Sep 17 2014
By Lucy Piper, Senior medwireNews Reporter
The catechol-O-methyltransferase (COMT) rs4680 single nucleotide polymorphism could affect postoperative opioid consumption, study findings show.
Among 152 patients undergoing nephrectomy, those homozygous for the high enzymatic activity genetic Val/Val variant consumed 36% more opioids in the first 24 hours following nephrectomy than patients homozygous for the low enzymatic activity Met/Met genotype.
This was despite both groups having similar pain scores and requiring the same amount of emesis medication.
“Clinically, this suggests that patients expressing the Met/Met genotype and having higher opioid receptors in critical regions might require less opioid to produce adequate pain control, while those possessing the genotype Val/Val may require relatively more opioid”, the researchers, led by Keith Candiotti, from University of Miami School of Medicine in Florida, USA, explain.
The patients were divided into three groups according to rs4680 genotype: 61 had the Met/Met genotype, 60 had the Val/Met genotype and 31 had the Val/Val genotype.
Average opioid consumption 24 hours after surgery was 31.9 mg for patients with the Met/Met genotype, 37.5 mg for those with the Val/Met genotype and 49.4 mg for those with the Val/Val genotype.
The higher opioid consumption in Val/Val patients versus Met/Met patients was significant for the entire 48 hours after surgery, while the greater consumption in Val/Val patients versus Val/Met patients was only significant for the first 6 hours.

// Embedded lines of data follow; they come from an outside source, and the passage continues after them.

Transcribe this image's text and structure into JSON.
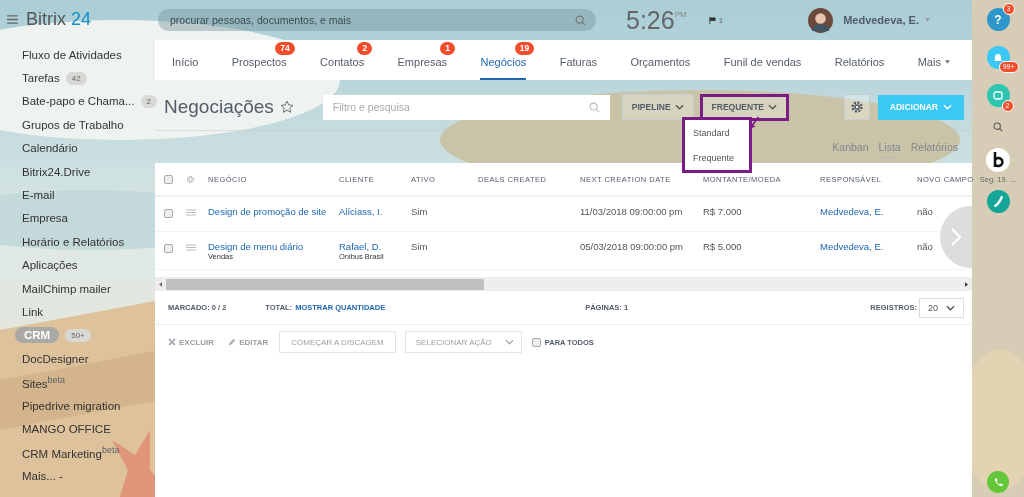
{
  "logo": {
    "name": "Bitrix",
    "number": "24"
  },
  "sidebar": {
    "items": [
      {
        "label": "Fluxo de Atividades",
        "selected": false
      },
      {
        "label": "Tarefas",
        "counter": "42",
        "selected": false
      },
      {
        "label": "Bate-papo e Chama...",
        "counter": "2",
        "selected": false
      },
      {
        "label": "Grupos de Trabalho",
        "selected": false
      },
      {
        "label": "Calendário",
        "selected": false
      },
      {
        "label": "Bitrix24.Drive",
        "selected": false
      },
      {
        "label": "E-mail",
        "selected": false
      },
      {
        "label": "Empresa",
        "selected": false
      },
      {
        "label": "Horário e Relatórios",
        "selected": false
      },
      {
        "label": "Aplicações",
        "selected": false
      },
      {
        "label": "MailChimp mailer",
        "selected": false
      },
      {
        "label": "Link",
        "selected": false
      },
      {
        "label": "CRM",
        "counter": "50+",
        "selected": true
      },
      {
        "label": "DocDesigner",
        "selected": false
      },
      {
        "label": "Sites$^{beta}$",
        "selected": false
      },
      {
        "label": "Pipedrive migration",
        "selected": false
      },
      {
        "label": "MANGO OFFICE",
        "selected": false
      },
      {
        "label": "CRM Marketing$^{beta}$",
        "selected": false
      },
      {
        "label": "Mais... -",
        "selected": false
      }
    ]
  },
  "header": {
    "search_placeholder": "procurar pessoas, documentos, e mais",
    "time": "5:26",
    "ampm": "PM",
    "flag_count": "1",
    "user": "Medvedeva, E."
  },
  "tabs": [
    {
      "label": "Início",
      "selected": false
    },
    {
      "label": "Prospectos",
      "badge": "74",
      "selected": false
    },
    {
      "label": "Contatos",
      "badge": "2",
      "selected": false
    },
    {
      "label": "Empresas",
      "badge": "1",
      "selected": false
    },
    {
      "label": "Negócios",
      "badge": "19",
      "selected": true
    },
    {
      "label": "Faturas",
      "selected": false
    },
    {
      "label": "Orçamentos",
      "selected": false
    },
    {
      "label": "Funil de vendas",
      "selected": false
    },
    {
      "label": "Relatórios",
      "selected": false
    },
    {
      "label": "Mais",
      "selected": false
    }
  ],
  "toolbar": {
    "title": "Negociações",
    "filter_placeholder": "Filtro e pesquisa",
    "pipeline": "PIPELINE",
    "category": "FREQUENTE",
    "add": "ADICIONAR"
  },
  "category_menu": {
    "items": [
      "Standard",
      "Frequente"
    ]
  },
  "views": [
    {
      "label": "Kanban",
      "selected": false
    },
    {
      "label": "Lista",
      "selected": true
    },
    {
      "label": "Relatórios",
      "selected": false
    }
  ],
  "table": {
    "all_checked": false,
    "columns": [
      "NEGÓCIO",
      "CLIENTE",
      "ATIVO",
      "DEALS CREATED",
      "NEXT CREATION DATE",
      "MONTANTE/MOEDA",
      "RESPONSÁVEL",
      "NOVO CAMPO"
    ],
    "rows": [
      {
        "checked": false,
        "deal": "Design de promoção de site",
        "client": "Alíciass, I.",
        "active": "Sim",
        "next_date": "11/03/2018 09:00:00 pm",
        "amount": "R$ 7.000",
        "responsible": "Medvedeva, E.",
        "novo_campo": "não"
      },
      {
        "checked": false,
        "deal": "Design de menu diário",
        "deal_sub": "Vendas",
        "client": "Rafael, D.",
        "client_sub": "Onibus Brasil",
        "active": "Sim",
        "next_date": "05/03/2018 09:00:00 pm",
        "amount": "R$ 5.000",
        "responsible": "Medvedeva, E.",
        "novo_campo": "não"
      }
    ]
  },
  "footer": {
    "marked_label": "MARCADO:",
    "marked": "0 / 2",
    "total_label": "TOTAL:",
    "total_link": "MOSTRAR QUANTIDADE",
    "pages_label": "PÁGINAS:",
    "pages": "1",
    "records_label": "REGISTROS:",
    "records": "20"
  },
  "actions": {
    "delete": "EXCLUIR",
    "edit": "EDITAR",
    "dial": "COMEÇAR A DISCAGEM",
    "select_action": "SELECIONAR AÇÃO",
    "for_all": "PARA TODOS",
    "for_all_checked": false
  },
  "right_bar": {
    "help_label": "?",
    "help_badge": "3",
    "notify_badge": "99+",
    "chat_badge": "2",
    "date": "Seg. 19. ..."
  }
}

Smoking also had a significant effect on opioid consumption, with smokers needing more of this type of pain relief than nonsmokers. However, smoking did not lessen the effect of rs4680 genotype on opioid consumption, nor did age, gender, body mass index or type of surgery.

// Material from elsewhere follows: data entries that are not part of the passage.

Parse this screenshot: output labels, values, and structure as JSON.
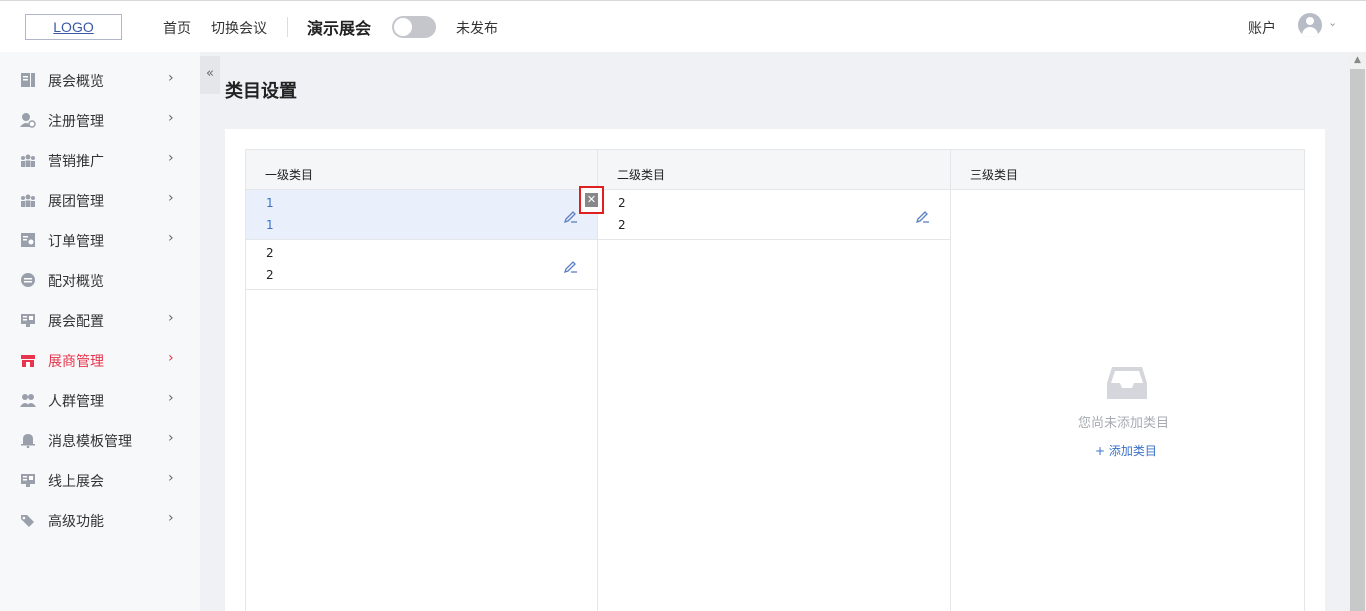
{
  "header": {
    "logo": "LOGO",
    "nav": [
      "首页",
      "切换会议"
    ],
    "expo_name": "演示展会",
    "publish_status": "未发布",
    "account": "账户"
  },
  "sidebar": {
    "items": [
      {
        "label": "展会概览",
        "icon": "overview-icon",
        "chevron": "›"
      },
      {
        "label": "注册管理",
        "icon": "user-register-icon",
        "chevron": "›"
      },
      {
        "label": "营销推广",
        "icon": "marketing-icon",
        "chevron": "›"
      },
      {
        "label": "展团管理",
        "icon": "group-icon",
        "chevron": "›"
      },
      {
        "label": "订单管理",
        "icon": "order-icon",
        "chevron": "›"
      },
      {
        "label": "配对概览",
        "icon": "match-icon",
        "chevron": ""
      },
      {
        "label": "展会配置",
        "icon": "config-icon",
        "chevron": "›"
      },
      {
        "label": "展商管理",
        "icon": "store-icon",
        "chevron": "›",
        "active": true
      },
      {
        "label": "人群管理",
        "icon": "crowd-icon",
        "chevron": "›"
      },
      {
        "label": "消息模板管理",
        "icon": "bell-icon",
        "chevron": "›"
      },
      {
        "label": "线上展会",
        "icon": "online-icon",
        "chevron": "›"
      },
      {
        "label": "高级功能",
        "icon": "tag-icon",
        "chevron": "›"
      }
    ],
    "collapse": "«"
  },
  "main": {
    "title": "类目设置",
    "columns": [
      {
        "head": "一级类目",
        "rows": [
          {
            "l1": "1",
            "l2": "1",
            "selected": true
          },
          {
            "l1": "2",
            "l2": "2"
          }
        ]
      },
      {
        "head": "二级类目",
        "rows": [
          {
            "l1": "2",
            "l2": "2"
          }
        ]
      },
      {
        "head": "三级类目",
        "rows": []
      }
    ],
    "close_glyph": "✕",
    "empty_text": "您尚未添加类目",
    "add_category": "+ 添加类目"
  },
  "colors": {
    "accent": "#3a72c8",
    "active": "#e8344c",
    "highlight": "#e02020"
  }
}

The researchers also looked at the effect of COMT rs4818 genotype on opioid consumption, but found that patients homozygous for the gene variant (GG) only had a significantly greater opioid consumption than patients homozygous for the CC genotype during the first 6 hours after surgery.
This polymorphism, unlike the COMT rs4680 polymorphism, was significantly associated with variations in emesis medication, with greater use in patients with the CC genotype versus the CG and GG genotypes.
Candiotti and team conclude in Anesthesia & Analgesia that, although their findings suggest a role for genetic analysis in predicting the pain phenotype, “practical use is likely years away.”